FHSU Faculty Senate Meets With Kansas Board of Regents

For TMN, I am Tim Abrams.

The Kansas Board of Regents, as part of their meetings on the Fort Hays State campus, requested a meeting with the Fort Hays State University Faculty Senate. To their surprise, the discussions in the meeting went from being normal concerns to grievances against the current FHSU President Mirta Martin.

Hays Daily News reports that the meeting was around 20 minutes longer than expected and mainly focused on the faculty’s lack of trust in President Mirta Martin’s leadership capabilities. Faculty Senate President Carl Miller provided many of the issues, which included: enrollment limit for courses being increased, overload courses and overall student education.

Miller stated in the meeting that many of the faculty are afraid of addressing these issues publicly, because of possible repercussions. Many faculty members have recently started to lose trust in Martin’s leading abilities. Miller stated that many attributes such as cronyism, administrative bloat, mismanagement and Martin’s behavior toward people in meetings among the faculty’s concerns.
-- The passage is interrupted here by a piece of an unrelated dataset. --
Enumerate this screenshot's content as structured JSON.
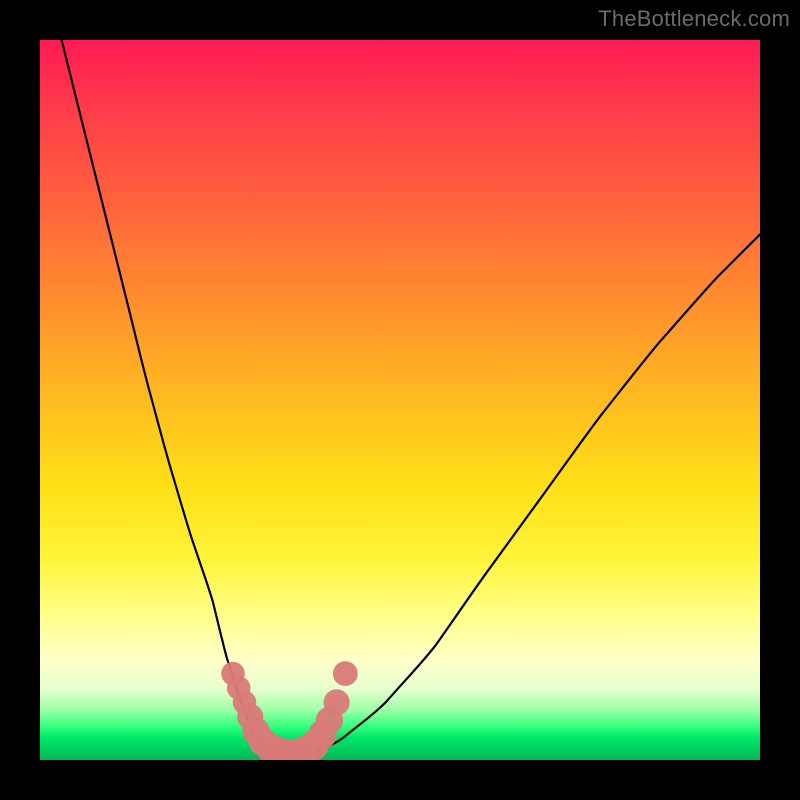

President Martin recently proposed to the Faculty Senate an increase in the cap of students allowed in a class. The average cap increase would allow up to 50 students for every class as well as shift overloaded classes to adjunct faculty. In return, faculty would receive a percentage of their contracted pay for every overloaded class they would take on.

One of the more interesting notes in the meeting was a survey (that Miller provided) which detailed that around 66% of faculty would leave FHSU if they could find other opportunities elsewhere. Miller noted that not all faculty was surveyed and some are not mainly concerned about their own salaries or pay. He, in fact, said that many are worried about what these caps would mean for student education. Miller elaborated by saying that Martin could not show data for how much money the university could save in this move, and that hiring adjuncts could possibly affect the quality of instruction offered by the university.

In a previous meeting, the Faculty Senate approved a resolution that opposed cap increases and the overloads. Miller stated at the meeting with the Kansas Board of Regents that he had received 50 pages of concerns submitted by the faculty who took the survey.

Earlier in the week, Hays Daily News conducted an interview with Mirta Martin who said: “I am a public servant, and I am running a public institution. It is part of my moral responsibility to be able to account, to be a good steward of the public tax dollar”.

Although the Regents listened intently and curiously, they did not take any action.